Veitia Lab – Recurrent missense variants in clonal hematopoiesis-related genes present in the general population

Veitia Lab – Recurrent missense variants in clonal hematopoiesis-related genes present in the general population

The Veitia team has just published a new paper in Clinical Genetics:

 

Recurrent missense variants in clonal hematopoiesis-related genes present in the general population

 

Abstract

Clonal hematopoiesis (CH) consists in an abnormal expansion of a hematopoietic stem cell bearing an advantageous somatic variant.

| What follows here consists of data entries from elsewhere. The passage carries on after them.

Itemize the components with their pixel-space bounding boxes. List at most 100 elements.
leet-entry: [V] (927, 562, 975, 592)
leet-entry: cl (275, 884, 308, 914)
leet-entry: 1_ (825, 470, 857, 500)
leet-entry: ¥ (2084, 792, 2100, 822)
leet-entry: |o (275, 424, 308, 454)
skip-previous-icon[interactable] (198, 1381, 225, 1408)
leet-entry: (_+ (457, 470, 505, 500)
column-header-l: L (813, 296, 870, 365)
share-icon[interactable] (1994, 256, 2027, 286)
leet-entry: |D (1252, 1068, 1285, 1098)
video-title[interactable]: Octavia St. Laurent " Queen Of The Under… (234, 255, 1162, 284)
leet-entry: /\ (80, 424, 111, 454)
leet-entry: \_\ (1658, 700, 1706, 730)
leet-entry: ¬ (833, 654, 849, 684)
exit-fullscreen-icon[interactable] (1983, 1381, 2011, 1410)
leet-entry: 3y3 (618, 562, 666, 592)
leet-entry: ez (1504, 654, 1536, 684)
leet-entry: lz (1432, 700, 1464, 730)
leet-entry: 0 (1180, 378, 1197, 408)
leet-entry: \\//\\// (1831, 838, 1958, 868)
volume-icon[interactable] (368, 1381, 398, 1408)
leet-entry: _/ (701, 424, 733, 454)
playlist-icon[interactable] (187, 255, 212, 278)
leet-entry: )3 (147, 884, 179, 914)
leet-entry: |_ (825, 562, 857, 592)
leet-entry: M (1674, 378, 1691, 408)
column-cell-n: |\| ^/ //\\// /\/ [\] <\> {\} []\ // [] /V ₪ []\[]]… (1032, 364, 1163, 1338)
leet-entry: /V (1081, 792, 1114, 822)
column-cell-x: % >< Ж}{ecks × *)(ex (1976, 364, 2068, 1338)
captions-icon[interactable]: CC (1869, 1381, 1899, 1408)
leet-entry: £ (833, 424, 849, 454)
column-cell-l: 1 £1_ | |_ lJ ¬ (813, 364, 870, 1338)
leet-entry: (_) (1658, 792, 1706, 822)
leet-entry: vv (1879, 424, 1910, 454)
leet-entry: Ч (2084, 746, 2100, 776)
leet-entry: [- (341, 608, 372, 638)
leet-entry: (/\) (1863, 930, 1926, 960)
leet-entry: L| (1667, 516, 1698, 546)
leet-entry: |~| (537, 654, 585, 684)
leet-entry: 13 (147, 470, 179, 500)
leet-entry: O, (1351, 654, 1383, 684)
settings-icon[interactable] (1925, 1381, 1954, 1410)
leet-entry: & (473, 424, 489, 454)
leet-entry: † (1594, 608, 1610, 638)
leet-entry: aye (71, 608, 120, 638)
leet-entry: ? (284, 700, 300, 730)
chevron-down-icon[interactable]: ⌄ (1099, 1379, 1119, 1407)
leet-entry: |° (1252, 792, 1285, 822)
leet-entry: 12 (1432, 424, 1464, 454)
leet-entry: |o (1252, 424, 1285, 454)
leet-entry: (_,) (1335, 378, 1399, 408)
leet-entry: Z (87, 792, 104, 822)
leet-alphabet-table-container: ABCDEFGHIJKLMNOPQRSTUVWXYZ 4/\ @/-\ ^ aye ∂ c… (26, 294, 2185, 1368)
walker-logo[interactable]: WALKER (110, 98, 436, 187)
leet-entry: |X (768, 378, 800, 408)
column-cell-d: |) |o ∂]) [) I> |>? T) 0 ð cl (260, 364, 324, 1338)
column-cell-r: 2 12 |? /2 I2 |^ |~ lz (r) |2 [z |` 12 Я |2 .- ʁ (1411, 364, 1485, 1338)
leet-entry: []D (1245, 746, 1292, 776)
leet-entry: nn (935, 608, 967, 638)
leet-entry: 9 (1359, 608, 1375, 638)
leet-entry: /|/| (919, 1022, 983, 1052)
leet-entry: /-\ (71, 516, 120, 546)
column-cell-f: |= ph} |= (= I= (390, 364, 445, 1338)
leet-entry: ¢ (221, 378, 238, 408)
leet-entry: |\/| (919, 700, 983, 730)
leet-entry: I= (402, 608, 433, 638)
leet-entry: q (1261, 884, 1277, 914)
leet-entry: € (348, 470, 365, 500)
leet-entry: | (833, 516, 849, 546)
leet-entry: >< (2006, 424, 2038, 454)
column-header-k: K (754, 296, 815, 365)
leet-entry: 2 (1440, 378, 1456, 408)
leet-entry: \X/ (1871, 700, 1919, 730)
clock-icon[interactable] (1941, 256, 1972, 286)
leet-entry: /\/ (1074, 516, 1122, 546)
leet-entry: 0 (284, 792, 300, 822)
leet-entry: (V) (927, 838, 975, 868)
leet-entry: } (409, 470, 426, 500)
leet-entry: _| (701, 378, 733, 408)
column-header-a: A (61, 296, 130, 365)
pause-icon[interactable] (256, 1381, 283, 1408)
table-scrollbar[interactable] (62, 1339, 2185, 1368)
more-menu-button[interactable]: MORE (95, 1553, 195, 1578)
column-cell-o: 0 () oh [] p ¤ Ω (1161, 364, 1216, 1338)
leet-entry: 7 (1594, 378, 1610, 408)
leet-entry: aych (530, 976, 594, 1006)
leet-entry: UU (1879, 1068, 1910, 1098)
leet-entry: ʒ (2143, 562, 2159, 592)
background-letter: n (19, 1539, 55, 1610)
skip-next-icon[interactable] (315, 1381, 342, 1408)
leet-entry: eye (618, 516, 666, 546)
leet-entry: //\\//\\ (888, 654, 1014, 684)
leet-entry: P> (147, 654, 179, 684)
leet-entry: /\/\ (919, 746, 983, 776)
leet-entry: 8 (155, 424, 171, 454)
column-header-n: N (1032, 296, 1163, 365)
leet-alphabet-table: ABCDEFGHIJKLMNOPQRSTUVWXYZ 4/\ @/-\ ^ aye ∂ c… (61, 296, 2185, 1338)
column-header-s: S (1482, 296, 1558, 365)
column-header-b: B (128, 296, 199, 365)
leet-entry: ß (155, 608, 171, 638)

A survey of known recurrent somatic missense variants in DNMT3A, SF3B1, SRSF2 and TP53, some of the most prominent genes underlying CH of indeterminate potential (CHIP), in gnomAD non-cancer database shows the presence of 73 variants. Many of them reach frequencies higher than 0.01% in various populations and, in many cases, are enriched in specific populations. Consistent with their involvement in CHIP, we found that the age distribution of the carriers is shifted towards old ages. Moreover, the variant allele frequencies (VAFs) are on average lower than 50%, expected for germline heterozygous variants. The pervasive presence of such variants in blood DNA from elder individuals is compatible with CHIP of somatic origin. On practical grounds, CHIP can lead to misclassification of somatic variants in cancer-predisposition genes as inherited, which bear consequences for the affected individual and his/her family.